Military action in Iraq should have a mandate from the United Nations Security Council, Czech Foreign Minister Lubomír Zaorálek has said. He made the statement on Friday evening on Czech TV, a day after US President Barack Obama authorized the US military to begin conducting targeted strikes on Islamic State (IS) fighters in northern Iraq. The Czech foreign minister agreed it was necessary to act for humanitarian reasons and made clear he did not think Mr Obama was continuing his predecessor’s policies. The US president told the NYT in an interview that the US would not allow militants to “create some caliphate through Syria and Iraq”. The Czech Republic is considering whether to deliver arms to Kurdish units under attack from radicals in northern Iraq, as well as sending additional humanitarian aid, Mr Zaorálek said Friday.
The former transport minister in the previous government, Zdeněk Žák, has been named as an advisor to Czech President Miloš Zeman in the area of transport, Czech daily Mladá fronta Dnes reports. He joins five others who held ministerial posts in the short-lived government, which was hand-picked by Mr Zeman but never received backing in Parliament’s lower house. Dnes writes that while Žák, like the other advisors, will not be paid in the role of advisor, he could nevertheless have access to non-public information and important contacts. In the last general election, Mr Žák headed the Prague candidate’s list for the Citizens’ Rights - Zemanites Party; the Zemanites were badly defeated, getting only 1.5 percent of the vote, well below the five percent needed.
A 46-year-old miner died 900 metres below ground at OKD’s ČSM mine in the Karviná area on Friday; he had reportedly been operating hydraulic machinery. The accident took place shortly before 2 PM; possible causes are being investigated. The news was confirmed by the company’s spokesman. Five miners have died in accidents at OKD facilities this year.
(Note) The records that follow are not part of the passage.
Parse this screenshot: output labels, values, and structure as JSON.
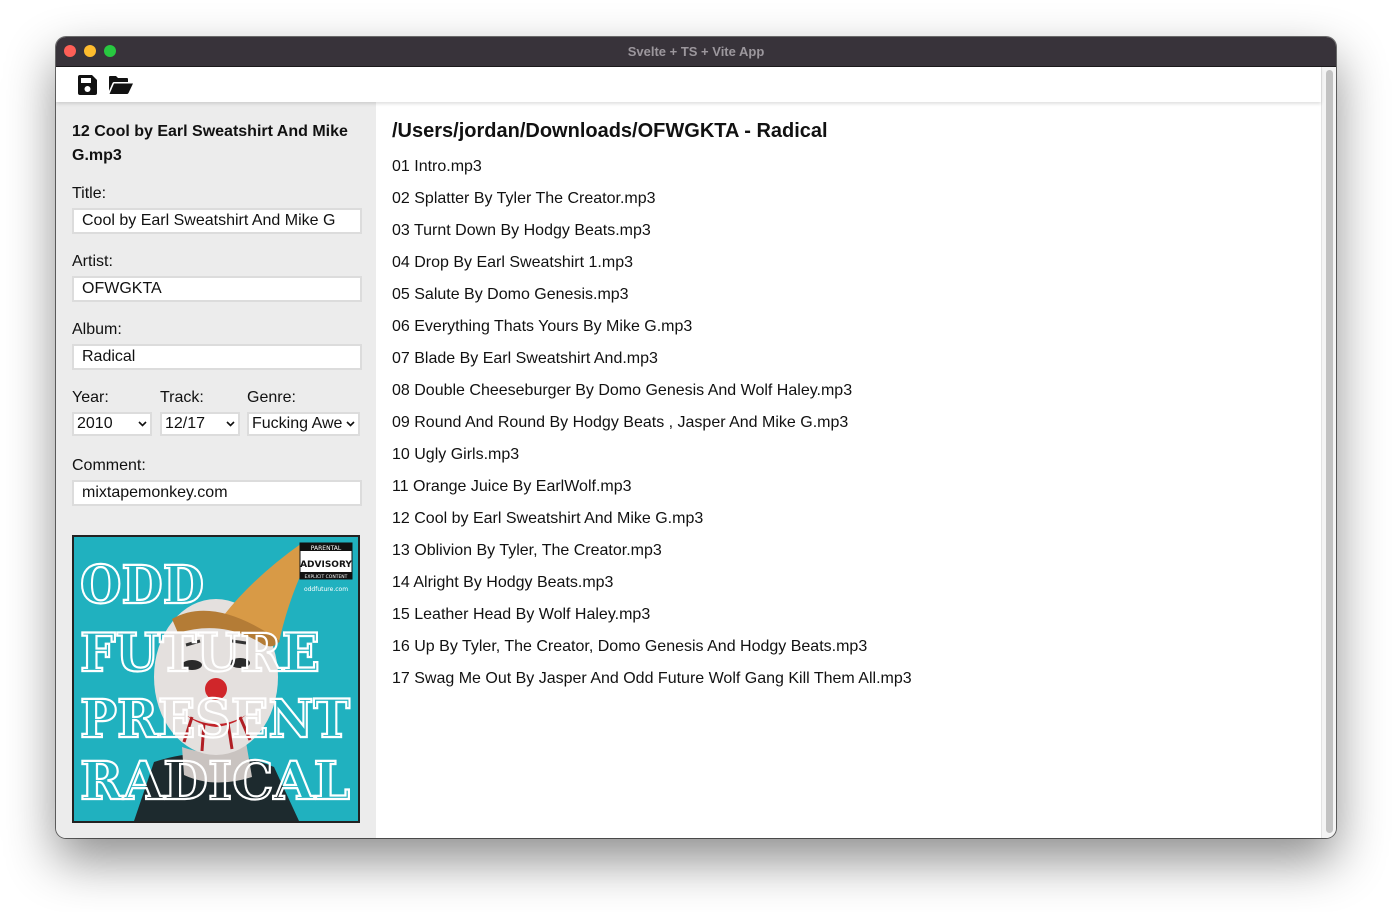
{
  "window": {
    "title": "Svelte + TS + Vite App"
  },
  "toolbar": {
    "save_icon": "floppy-disk-icon",
    "open_icon": "folder-open-icon"
  },
  "editor": {
    "file_name": "12 Cool by Earl Sweatshirt And Mike G.mp3",
    "title_label": "Title:",
    "title_value": "Cool by Earl Sweatshirt And Mike G",
    "artist_label": "Artist:",
    "artist_value": "OFWGKTA",
    "album_label": "Album:",
    "album_value": "Radical",
    "year_label": "Year:",
    "year_value": "2010",
    "track_label": "Track:",
    "track_value": "12/17",
    "genre_label": "Genre:",
    "genre_value": "Fucking Awesome",
    "comment_label": "Comment:",
    "comment_value": "mixtapemonkey.com"
  },
  "album_art": {
    "lines": [
      "ODD",
      "FUTURE",
      "PRESENT",
      "RADICAL"
    ],
    "advisory_top": "PARENTAL",
    "advisory_main": "ADVISORY",
    "advisory_bottom": "EXPLICIT CONTENT",
    "site": "oddfuture.com",
    "colors": {
      "background": "#23b5c4",
      "hat": "#d89a46"
    }
  },
  "browser": {
    "folder_path": "/Users/jordan/Downloads/OFWGKTA - Radical",
    "tracks": [
      "01 Intro.mp3",
      "02 Splatter By Tyler The Creator.mp3",
      "03 Turnt Down By Hodgy Beats.mp3",
      "04 Drop By Earl Sweatshirt 1.mp3",
      "05 Salute By Domo Genesis.mp3",
      "06 Everything Thats Yours By Mike G.mp3",
      "07 Blade By Earl Sweatshirt And.mp3",
      "08 Double Cheeseburger By Domo Genesis And Wolf Haley.mp3",
      "09 Round And Round By Hodgy Beats , Jasper And Mike G.mp3",
      "10 Ugly Girls.mp3",
      "11 Orange Juice By EarlWolf.mp3",
      "12 Cool by Earl Sweatshirt And Mike G.mp3",
      "13 Oblivion By Tyler, The Creator.mp3",
      "14 Alright By Hodgy Beats.mp3",
      "15 Leather Head By Wolf Haley.mp3",
      "16 Up By Tyler, The Creator, Domo Genesis And Hodgy Beats.mp3",
      "17 Swag Me Out By Jasper And Odd Future Wolf Gang Kill Them All.mp3"
    ]
  }
}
Prague’s High Court next week will weigh an appeal by convicted murderer Petr Mokriš, a thief and recidivist who killed a 21-year-old journalist in 1993. Invited back to her home, Mokriš stabbed and strangled the woman and stole electronic equipment worth 18,000 crowns. He was released from prison in 2008. This year, the man was found guilty and sentenced to 14 years in prison by Prague’s Municipal Court for his role in another tragedy: a fight in which he badly beat his opponent, who fell and suffered a brain injury – to which he succumbed almost a year later in hospital.
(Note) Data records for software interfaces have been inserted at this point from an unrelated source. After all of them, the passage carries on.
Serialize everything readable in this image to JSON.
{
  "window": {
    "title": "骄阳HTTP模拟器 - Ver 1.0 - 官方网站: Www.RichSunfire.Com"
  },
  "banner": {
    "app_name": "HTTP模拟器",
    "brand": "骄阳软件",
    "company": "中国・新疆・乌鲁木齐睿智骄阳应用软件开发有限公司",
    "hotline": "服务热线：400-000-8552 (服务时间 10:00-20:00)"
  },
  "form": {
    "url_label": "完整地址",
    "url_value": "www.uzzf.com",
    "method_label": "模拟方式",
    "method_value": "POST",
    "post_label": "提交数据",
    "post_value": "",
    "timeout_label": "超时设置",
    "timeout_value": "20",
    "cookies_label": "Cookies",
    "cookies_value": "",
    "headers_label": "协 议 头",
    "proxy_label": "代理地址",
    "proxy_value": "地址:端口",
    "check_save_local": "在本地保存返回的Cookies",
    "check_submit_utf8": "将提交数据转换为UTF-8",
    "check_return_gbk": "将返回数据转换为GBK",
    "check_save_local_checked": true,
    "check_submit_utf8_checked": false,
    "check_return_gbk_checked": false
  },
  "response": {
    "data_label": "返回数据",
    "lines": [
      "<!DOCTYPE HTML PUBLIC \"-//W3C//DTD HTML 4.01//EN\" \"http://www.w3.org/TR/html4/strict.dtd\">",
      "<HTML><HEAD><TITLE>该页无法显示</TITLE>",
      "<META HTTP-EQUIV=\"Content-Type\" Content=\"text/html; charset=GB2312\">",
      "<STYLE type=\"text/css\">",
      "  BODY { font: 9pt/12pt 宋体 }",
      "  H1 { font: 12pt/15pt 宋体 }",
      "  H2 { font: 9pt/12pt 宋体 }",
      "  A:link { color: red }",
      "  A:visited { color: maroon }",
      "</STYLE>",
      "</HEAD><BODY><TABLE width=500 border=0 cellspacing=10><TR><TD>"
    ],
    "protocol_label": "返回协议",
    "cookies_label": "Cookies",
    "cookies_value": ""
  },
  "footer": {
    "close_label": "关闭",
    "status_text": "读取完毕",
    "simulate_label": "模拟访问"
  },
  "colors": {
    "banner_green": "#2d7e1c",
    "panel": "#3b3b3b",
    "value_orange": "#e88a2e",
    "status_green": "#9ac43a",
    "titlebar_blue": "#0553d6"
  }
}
The deputy head of Ústí nad Labem’s police force has confirmed that dozens of residents at a slum block in the city’s Sklářská street are living in veritable filth and appalling hygienic conditions. Photographs reveal a huge courtyard between buildings which has turned into a de facto dump by locals. Garbage piled high includes countless boards, plastic items, mattresses and other items.
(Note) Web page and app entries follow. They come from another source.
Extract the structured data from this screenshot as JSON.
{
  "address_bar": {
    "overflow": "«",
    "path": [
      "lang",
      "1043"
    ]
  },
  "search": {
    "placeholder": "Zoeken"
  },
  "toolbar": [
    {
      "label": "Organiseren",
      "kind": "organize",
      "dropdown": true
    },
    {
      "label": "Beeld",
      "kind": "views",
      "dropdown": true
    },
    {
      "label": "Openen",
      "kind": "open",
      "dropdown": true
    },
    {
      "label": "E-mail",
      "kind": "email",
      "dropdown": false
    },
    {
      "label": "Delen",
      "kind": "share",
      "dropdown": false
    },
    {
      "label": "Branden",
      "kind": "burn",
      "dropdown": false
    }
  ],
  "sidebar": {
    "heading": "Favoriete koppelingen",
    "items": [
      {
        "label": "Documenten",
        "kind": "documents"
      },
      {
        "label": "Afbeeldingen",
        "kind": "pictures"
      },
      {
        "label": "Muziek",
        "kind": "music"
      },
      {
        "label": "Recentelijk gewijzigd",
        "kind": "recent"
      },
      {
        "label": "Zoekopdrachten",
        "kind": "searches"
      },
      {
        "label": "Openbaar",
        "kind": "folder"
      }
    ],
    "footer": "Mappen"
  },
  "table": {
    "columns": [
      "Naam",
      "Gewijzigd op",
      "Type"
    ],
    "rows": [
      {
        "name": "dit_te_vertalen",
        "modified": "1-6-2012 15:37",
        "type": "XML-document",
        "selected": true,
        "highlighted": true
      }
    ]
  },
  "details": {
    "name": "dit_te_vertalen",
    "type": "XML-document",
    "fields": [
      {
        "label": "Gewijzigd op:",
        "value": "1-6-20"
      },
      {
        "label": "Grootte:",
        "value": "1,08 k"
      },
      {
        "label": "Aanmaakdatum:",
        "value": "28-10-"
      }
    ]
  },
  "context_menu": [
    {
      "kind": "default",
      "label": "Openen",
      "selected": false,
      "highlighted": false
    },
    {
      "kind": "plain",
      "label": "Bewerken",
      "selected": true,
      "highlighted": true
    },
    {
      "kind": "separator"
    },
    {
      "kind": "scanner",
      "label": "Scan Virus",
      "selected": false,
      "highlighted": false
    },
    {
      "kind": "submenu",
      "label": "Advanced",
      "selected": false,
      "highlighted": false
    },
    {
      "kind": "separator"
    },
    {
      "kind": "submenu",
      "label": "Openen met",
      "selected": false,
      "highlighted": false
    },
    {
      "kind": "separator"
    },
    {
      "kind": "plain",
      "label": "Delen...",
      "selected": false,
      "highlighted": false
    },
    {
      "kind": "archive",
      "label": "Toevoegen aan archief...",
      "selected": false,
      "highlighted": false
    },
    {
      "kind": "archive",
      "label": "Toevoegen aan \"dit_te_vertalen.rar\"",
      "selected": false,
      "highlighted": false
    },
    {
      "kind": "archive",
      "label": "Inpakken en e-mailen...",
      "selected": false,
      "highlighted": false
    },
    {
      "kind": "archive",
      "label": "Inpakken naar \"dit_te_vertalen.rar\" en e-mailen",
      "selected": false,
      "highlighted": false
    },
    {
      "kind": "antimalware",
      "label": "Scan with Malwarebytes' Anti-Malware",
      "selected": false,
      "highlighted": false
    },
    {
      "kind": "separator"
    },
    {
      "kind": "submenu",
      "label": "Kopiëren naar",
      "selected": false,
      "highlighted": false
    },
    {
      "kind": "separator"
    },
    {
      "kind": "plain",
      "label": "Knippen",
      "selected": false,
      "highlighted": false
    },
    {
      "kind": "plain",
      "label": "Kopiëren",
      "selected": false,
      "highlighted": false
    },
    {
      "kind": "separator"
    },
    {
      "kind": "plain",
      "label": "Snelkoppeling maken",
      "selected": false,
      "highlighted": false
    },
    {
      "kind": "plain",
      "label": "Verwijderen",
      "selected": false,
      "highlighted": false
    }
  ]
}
According to the deputy head of the police, items in the impromptu junk yard catch fire several times a week. The surrounding buildings have several owners, the Czech News Agency learned, who allegedly accepted rent but then failed to pay, for example, the utility for water. One resident said he and his family paid almost 9,000 per month in rent.
Meteorologists have said that the rest of August and first week of September will see lower daily temperatures than the long-term average, falling, in the week of August 18 – 24 to around 22 degrees Celsius and the first weekend of September to around 20 degrees. Rain fall is also expected in the coming days. If the forecast holds, this weekend will be the last during summer vacation when highs top 30 degrees.
Strong storms hit the Olomouc region on Saturday causing damages in places. The storm tore three roofs off buildings in Šternberk. Strong winds, heavy rainfall and storms also affected areas in Zlín and Moravia-Silesia.